Oriel Davies Gallery

The Oriel Davies Open 2012 showcases the work of 38 artists selected from over 600 diverse submissions. This exhibition is a demonstration of the wealth of artistic practise both locally and internationally, with each piece pushing the boundaries of contemporary art. Within this show visitors can find a range of innovative materials used in a variety of ways, creating social and environmental juxtapositions.

Among the varying mediums used in the chosen submissions for this show, visitors can find sculptures from artists such as James Clarkson, Ruth Boothroyd, and Rosie Dolton, whose piece ‘Untitled’ (2011) consists of a wooden crate colourfully embroidered with roses, turning something old or mundane into something surprising and attractive. Ben Woodesen, another successful artist chosen for this exhibition, has created a mixed media collaboration which consists of a precarious sheet of glass balanced on a bungee cord in the corner of the gallery space, entitled ‘Slice and Dice.’ This piece feels like a physical manifestation of the precarious and unpredictable nature of contemporary artistic practise, and perhaps the unease felt by emerging artists. ‘Coal Sphere’ (2011) created by Jessica Lloyd-Jones, allows the viewer to find something intriguing and oddly beautiful where they perhaps normally wouldn’t. Her piece engages the viewer, requiring them to look into the lens of the coal ball, where they will be surprised to find plant life growing within.

There are also a stunning collection of photographs on show for this exhibition, including artists such as Tom Lovelace, Anna Solum and Barbara and Zafer Baran, whose ‘Moon Drawing 9764’ and ‘Star Drawing 7012’ pieces use scattered light to create hauntingly beautiful compositions. One of the larger collections of photographs within the gallery space was contributed by Mike Perry, who has titled his pieces ‘Mor Plastig 15 Bottle Grid’ (2012). This photographic series consists of 15 images of old bottles, found washed up by the sea, presumably along the Welsh seaside. The textures and colours of these dirty, squashed and cracked found objects makes for surprisingly attractive images, perhaps indicative of the vibrant yet rugged landscape in Wales, and these certainly reflect the diverse and colourful amalgamation of social cultures found in this exhibition.

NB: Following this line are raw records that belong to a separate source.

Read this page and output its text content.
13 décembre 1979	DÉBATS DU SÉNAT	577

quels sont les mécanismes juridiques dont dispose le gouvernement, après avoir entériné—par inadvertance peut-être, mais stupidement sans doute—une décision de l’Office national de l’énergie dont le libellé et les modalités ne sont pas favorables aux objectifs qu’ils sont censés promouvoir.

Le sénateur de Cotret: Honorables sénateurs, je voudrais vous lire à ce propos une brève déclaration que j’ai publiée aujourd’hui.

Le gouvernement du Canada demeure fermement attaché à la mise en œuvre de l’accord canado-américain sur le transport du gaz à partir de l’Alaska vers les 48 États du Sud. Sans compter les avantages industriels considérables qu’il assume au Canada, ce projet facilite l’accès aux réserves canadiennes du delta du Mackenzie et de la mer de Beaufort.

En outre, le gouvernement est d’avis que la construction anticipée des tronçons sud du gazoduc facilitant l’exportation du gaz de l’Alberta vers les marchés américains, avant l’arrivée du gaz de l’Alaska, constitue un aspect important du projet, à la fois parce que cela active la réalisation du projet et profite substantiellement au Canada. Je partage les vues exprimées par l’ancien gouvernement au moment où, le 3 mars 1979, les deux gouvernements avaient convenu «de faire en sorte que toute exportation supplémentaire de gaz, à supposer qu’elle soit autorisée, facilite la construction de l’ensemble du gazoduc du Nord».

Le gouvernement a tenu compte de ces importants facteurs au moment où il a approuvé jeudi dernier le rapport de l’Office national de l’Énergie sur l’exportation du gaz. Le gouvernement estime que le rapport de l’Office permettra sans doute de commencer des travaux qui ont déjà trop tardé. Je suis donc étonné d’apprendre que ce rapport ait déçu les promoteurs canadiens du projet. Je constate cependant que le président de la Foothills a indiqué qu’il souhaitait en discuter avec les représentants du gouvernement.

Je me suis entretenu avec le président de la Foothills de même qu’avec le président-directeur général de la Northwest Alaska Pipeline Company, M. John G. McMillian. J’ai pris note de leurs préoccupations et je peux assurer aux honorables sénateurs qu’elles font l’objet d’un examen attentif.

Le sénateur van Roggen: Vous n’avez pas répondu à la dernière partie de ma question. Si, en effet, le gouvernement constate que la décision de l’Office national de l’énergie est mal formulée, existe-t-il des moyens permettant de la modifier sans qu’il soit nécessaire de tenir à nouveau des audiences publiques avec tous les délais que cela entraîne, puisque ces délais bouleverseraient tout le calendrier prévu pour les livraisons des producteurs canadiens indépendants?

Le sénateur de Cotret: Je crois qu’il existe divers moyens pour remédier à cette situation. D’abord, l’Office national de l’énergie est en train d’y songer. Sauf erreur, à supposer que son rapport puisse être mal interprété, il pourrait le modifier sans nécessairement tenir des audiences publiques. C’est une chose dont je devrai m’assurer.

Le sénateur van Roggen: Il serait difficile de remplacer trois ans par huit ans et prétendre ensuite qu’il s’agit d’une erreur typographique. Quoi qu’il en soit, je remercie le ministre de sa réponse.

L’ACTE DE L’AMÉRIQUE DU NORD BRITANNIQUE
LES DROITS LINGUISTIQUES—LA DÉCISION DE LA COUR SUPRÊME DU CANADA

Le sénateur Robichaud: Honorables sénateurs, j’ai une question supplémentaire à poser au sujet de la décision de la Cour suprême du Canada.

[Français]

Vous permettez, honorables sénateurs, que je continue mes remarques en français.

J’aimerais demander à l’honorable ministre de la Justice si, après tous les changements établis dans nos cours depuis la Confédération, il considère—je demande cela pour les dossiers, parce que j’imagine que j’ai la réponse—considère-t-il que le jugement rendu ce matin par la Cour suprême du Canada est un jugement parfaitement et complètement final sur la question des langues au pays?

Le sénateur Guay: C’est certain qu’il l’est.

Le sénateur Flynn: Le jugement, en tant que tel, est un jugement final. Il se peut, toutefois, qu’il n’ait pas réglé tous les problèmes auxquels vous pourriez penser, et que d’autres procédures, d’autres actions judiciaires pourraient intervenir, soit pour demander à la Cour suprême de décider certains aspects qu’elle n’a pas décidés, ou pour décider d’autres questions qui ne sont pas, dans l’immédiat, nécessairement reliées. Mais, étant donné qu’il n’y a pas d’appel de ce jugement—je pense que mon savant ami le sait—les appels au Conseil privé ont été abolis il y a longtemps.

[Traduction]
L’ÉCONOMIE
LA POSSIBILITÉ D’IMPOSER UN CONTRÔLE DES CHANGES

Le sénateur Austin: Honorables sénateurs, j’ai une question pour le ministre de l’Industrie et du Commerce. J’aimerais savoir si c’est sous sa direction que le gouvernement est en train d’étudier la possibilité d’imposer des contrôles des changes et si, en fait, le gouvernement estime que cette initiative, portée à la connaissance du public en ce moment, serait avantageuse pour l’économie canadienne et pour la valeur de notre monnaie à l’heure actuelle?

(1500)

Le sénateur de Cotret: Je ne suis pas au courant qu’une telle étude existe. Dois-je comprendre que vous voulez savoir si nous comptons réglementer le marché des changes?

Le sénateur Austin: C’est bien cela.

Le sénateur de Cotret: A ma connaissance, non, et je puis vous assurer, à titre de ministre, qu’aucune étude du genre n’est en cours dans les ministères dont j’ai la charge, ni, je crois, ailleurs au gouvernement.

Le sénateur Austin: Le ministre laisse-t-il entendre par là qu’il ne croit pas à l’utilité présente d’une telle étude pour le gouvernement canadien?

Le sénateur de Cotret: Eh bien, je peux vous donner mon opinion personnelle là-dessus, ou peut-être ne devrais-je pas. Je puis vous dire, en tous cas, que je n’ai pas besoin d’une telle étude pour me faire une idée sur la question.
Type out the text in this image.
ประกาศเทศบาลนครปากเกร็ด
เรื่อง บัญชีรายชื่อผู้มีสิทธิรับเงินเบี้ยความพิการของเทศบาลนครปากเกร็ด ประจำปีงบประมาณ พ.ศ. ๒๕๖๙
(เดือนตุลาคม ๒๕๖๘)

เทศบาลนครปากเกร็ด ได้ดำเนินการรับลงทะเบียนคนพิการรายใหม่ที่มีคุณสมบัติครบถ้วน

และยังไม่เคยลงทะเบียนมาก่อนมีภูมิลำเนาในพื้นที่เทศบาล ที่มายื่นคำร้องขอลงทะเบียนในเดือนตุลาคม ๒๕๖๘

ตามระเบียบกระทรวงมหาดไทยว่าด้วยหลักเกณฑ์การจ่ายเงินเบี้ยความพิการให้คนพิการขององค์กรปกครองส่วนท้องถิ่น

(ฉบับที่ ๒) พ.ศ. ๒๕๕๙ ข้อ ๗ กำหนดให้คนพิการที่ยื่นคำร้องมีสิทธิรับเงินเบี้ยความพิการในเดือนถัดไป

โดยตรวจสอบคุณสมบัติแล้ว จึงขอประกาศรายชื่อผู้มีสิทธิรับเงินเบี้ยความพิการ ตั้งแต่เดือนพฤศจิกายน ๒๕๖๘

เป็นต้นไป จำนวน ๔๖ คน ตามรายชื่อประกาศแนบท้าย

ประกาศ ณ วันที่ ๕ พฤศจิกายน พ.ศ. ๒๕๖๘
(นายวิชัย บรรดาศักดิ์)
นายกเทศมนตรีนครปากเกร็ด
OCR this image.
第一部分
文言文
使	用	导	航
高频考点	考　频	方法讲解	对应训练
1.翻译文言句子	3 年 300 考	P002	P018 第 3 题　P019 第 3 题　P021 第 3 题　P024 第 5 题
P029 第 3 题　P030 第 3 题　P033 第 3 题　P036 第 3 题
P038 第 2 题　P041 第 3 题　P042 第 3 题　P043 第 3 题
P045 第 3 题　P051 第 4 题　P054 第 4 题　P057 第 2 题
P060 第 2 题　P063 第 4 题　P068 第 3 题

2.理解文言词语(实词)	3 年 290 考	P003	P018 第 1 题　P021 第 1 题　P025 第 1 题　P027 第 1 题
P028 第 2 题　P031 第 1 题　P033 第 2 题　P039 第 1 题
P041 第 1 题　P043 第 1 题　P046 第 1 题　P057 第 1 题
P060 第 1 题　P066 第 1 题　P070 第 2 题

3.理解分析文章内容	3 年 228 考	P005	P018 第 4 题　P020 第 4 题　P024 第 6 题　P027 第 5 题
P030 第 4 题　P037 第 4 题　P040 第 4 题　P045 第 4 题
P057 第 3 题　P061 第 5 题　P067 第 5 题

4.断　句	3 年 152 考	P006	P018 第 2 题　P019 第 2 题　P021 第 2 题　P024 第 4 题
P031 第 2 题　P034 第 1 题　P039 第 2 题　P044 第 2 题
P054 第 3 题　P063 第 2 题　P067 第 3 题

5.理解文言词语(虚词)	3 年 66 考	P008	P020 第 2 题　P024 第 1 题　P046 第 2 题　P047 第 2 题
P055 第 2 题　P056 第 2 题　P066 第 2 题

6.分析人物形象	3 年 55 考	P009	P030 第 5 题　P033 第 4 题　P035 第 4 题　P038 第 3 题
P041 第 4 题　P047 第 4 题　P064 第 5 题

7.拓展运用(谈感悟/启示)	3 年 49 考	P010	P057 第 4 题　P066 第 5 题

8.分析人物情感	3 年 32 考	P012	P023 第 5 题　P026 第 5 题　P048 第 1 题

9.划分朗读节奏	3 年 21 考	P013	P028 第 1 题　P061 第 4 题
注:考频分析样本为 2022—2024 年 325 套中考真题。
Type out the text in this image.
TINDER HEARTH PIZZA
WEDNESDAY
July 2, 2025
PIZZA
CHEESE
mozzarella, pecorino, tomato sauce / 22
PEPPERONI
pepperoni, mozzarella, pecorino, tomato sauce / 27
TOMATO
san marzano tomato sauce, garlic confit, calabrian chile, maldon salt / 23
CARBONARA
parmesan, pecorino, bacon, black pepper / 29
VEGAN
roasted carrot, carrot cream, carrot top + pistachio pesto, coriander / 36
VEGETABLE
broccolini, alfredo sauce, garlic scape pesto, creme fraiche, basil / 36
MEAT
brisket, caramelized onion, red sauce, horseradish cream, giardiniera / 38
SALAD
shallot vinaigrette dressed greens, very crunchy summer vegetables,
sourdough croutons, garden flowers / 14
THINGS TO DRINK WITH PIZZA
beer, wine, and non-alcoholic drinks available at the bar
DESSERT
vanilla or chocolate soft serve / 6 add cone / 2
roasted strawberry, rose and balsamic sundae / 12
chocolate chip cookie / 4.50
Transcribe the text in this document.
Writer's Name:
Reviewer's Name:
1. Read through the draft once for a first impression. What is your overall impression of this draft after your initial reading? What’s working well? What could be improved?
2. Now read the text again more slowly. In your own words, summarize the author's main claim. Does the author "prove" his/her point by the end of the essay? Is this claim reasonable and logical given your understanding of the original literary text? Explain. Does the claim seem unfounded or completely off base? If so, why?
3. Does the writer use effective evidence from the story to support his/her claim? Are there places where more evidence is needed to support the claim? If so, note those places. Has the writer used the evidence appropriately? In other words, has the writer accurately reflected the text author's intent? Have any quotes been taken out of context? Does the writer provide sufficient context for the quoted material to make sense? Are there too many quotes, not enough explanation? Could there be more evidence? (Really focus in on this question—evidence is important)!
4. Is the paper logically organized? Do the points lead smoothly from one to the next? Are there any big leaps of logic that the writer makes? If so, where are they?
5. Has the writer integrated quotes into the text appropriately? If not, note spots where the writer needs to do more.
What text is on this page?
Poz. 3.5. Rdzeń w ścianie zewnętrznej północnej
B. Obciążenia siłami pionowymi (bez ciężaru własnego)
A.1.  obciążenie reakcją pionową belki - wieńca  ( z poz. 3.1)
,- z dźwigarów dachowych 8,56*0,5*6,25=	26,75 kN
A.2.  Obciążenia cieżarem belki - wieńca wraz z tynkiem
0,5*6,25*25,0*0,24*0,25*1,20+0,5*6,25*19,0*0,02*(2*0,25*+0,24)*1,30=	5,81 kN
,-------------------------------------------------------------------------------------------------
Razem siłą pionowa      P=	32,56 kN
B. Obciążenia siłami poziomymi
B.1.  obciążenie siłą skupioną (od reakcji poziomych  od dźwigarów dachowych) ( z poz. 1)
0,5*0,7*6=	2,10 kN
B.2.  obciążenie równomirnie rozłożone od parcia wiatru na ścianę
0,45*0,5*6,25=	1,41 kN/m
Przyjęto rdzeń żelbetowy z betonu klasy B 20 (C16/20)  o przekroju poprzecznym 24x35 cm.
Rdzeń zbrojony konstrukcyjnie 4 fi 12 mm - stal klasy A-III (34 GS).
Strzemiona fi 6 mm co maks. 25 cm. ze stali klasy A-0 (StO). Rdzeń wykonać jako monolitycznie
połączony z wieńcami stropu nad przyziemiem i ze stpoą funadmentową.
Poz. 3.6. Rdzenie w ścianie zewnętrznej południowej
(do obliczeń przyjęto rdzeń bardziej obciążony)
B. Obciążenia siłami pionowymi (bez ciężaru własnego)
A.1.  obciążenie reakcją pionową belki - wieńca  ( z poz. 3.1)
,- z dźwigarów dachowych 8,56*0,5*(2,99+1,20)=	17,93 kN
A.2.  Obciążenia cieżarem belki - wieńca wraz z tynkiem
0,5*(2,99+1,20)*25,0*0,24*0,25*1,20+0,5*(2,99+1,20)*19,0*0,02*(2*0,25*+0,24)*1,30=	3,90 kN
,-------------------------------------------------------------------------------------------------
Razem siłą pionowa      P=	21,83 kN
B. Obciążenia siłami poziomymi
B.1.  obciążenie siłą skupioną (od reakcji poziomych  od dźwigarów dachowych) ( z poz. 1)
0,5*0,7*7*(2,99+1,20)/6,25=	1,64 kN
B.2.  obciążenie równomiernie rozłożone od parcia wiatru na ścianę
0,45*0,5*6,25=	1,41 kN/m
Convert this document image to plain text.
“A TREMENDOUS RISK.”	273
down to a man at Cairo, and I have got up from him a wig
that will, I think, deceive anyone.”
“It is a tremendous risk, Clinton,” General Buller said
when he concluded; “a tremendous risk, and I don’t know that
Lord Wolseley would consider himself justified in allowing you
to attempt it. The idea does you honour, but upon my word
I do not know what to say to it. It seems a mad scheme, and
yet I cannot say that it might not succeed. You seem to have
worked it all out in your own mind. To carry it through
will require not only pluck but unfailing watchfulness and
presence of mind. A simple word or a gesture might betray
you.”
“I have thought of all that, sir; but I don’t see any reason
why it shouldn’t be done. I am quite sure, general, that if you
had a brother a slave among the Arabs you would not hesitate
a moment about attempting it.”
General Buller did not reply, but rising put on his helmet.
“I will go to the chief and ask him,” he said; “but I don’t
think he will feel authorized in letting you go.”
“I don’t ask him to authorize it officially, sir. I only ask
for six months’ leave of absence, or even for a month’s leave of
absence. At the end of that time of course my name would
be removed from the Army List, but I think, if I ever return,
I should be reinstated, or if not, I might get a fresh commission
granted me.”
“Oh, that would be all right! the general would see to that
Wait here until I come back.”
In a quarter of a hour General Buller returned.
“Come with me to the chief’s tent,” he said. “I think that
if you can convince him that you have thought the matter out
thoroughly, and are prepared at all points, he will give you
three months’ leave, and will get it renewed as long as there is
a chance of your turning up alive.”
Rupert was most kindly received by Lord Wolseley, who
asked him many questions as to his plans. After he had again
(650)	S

Artists using more traditional mediums such as drawing and painting have still managed to challenge any confines of the materials for their submissions here. Andy Harper’s ‘Actus Reus’ oil pictures are beautifully detailed and rich in colour and texture, and Angela Smith’s series using gloss, enamel and oil has created marbled cross sections of animals, pushing the boundaries of traditional representation. Julie Cassels’ silent video painting ‘Mountain Lake – Gold Dress’ (2011) has combined two mediums to create an image in which the stillness of the photographic image becomes animated – a truly intriguing and innovative piece. This is certainly not the only use of video in this exhibition, as the overall winner of the Oriel Davies Open, Melanie Manchot, submitted a video piece which explores chance encounters and identity. Short film ‘Decommissioned’ (2011) can also be found on show here, created by artist Mary Vetisse, who won the student prize in the Oriel Davies Open 2012. Vetisse’s video appears to focus on changing landscapes and memory, seemingly personal to the artist. Viewer’s are confronted by the familiar occurrence of places moving and changing around them, and reminded of how photographic images can force-feed our memory.

The Oriel Davies Open 2012 is an overall engaging and varied exhibition, showcasing both personal and contextual pieces from varying locations. The assortment of pieces comment on different social and environmental stories, and boundaries with regards to medium and subject are certainly pushed. Here viewers can find a mixture of engaging and thought-provoking mixed media and video submissions, alongside other diverse classic and contemporary techniques such as sculpture and photography, which take the mediums to a new level. Some pieces have even integrated and hidden themselves within the gallery space by chipping away at the gallery wall or replacing traditional electric sockets with plugs connected by plaited hair, both whimsical submissions courtesy of Shan Hur and Sarah Pager. On the whole this exhibition provides an intriguing assortment of creative submissions, showing a small but stunning snapshot of local and international contemporary art.